Nealon gave one of several presentations to approximately 15 state, federal and environmental officials as part of a stormwater mitigation tour last week. Hosted by the Winooski Natural Resources Conservation District, the tour presented different models for how to best alleviate the negative effects of stormwater runoff.

The tributary off Oak Hill Road was one of the prime producers of sediment that flowed into the Allen Brook, which in turn flows into the Winooski River.

“While this is small, what I realized is that it’s a significant piece of the Winooski River,” said Abbey Willard, district manager for the Winooski Natural Resources Conservation District.

“It all adds up,” she said.

Erosion was also a problem, as the stream began to erode the edges of Oak Hill Road and Bradish Lane. But that’s changed after a massive restoration project that began in 2006.

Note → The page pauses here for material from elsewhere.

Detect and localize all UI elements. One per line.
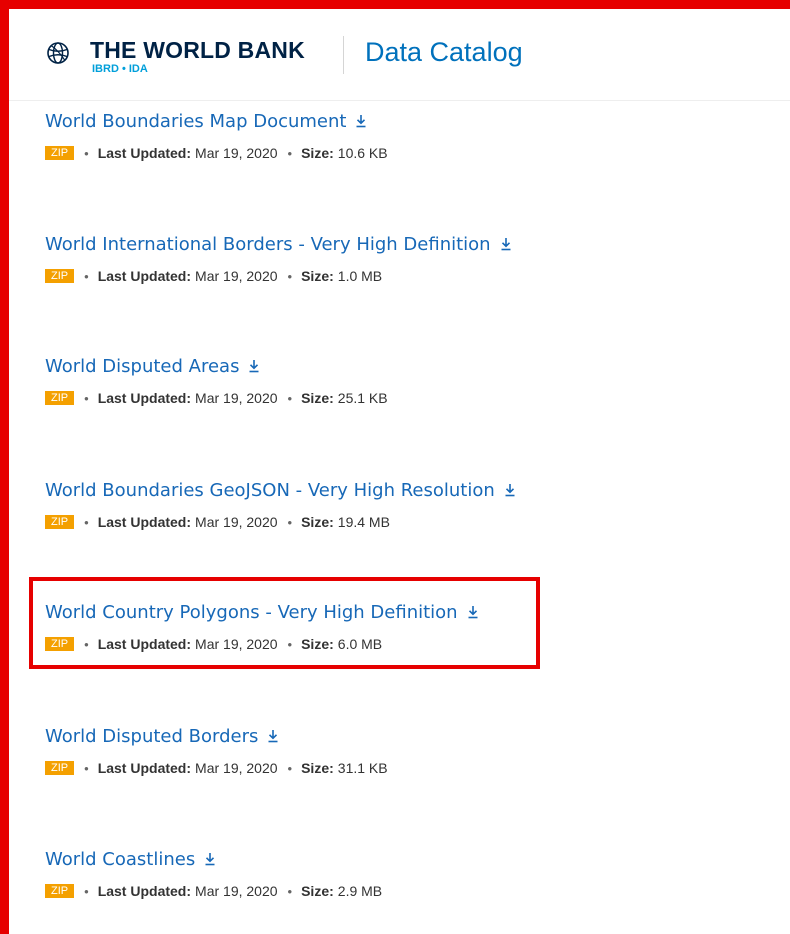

By 2007, work crews from Williston, the Vermont Agency of Transportation and Bear Creek Environmental, among others, re-vegetated the site and constructed a flood plain in what used to be a narrow ditch. Three log jams were built in 2008 to further curb a small amount of erosion that continued.

All in all, the project was a success and an example of what other communities and conservation districts could do to stop the negative effects of stormwater, Willard said.

“The district’s goal was to do alternative analysis and find low-cost solutions,” she said.

The district organized several different stormwater projects across Williston’s Allen Brook watershed and South Burlington’s Potash Brook watershed. The projects came about with help from federal, state and local funds — notably from the Environmental Protection Agency and the federal Natural Resources Conservation Service. Willard estimated the total cost of the nine demonstration projects in Williston and South Burlington to be between $800,000 and $900,000.

The Oak Hill Road stream wasn’t  the only site visited Thursday morning. The group also looked at two rain gardens — one at the Town Hall Annex and another at Dorothy Alling Memorial Library. Rain gardens collect stormwater and filter it into the soil. They are built in small depressions to “catch” the water.

Perhaps the largest project on the tour was the extensive work done in the neighborhood around Hillside and Sundown drives. Built on a west-facing slope off Vermont 2A, rain is known to pour through the streets and into gullies toward the Allen Brook at alarming rates, said Ashley Lidman, the Winooski Natural Resources Conservation District assistant manager.

“This whole neighborhood was designed before stormwater regulations,” Lidman said, adding many of the homes were built in the 1960s.

Because of the lack of stormwater infrastructure, large gullies eroded in certain areas of the neighborhood. Three different techniques were used to limit the amount of sediment and phosphorous dumping into the Allen Brook. Vermont Youth Conservation Corps volunteers installed dams in one gully, and local construction workers stabilized a steep gully with rocks and an earthen berm at the end of Sundown Drive.

The biggest mitigation project, and one that directly impacted several homeowners, took place within the development’s primary drainage area. Heavy rains had gouged a giant gully for more than 40 years near the corner of Sundown Drive and Pamela Court. In 2008, construction crews removed brush and filled in the gully, all the while installing a large underground stormwater storage tank.

The idea is that the tank will fill up with runoff and slowly allow the water to leak out to the Allen Brook, thus ending the massive erosion, explained Matt Murawski, an engineer with Randolph-based Dubois & King Inc.

Landowner support was key in making the project happen, Willard added.

“This was quite a change in the landscape for these landowners,” she said. “The project wasn’t a go until everyone agreed.”

Lidman said Thursday’s tour demonstrated the variety of stormwater projects any city or town can initiate, from the smallest of rain gardens to the largest reconstruction projects.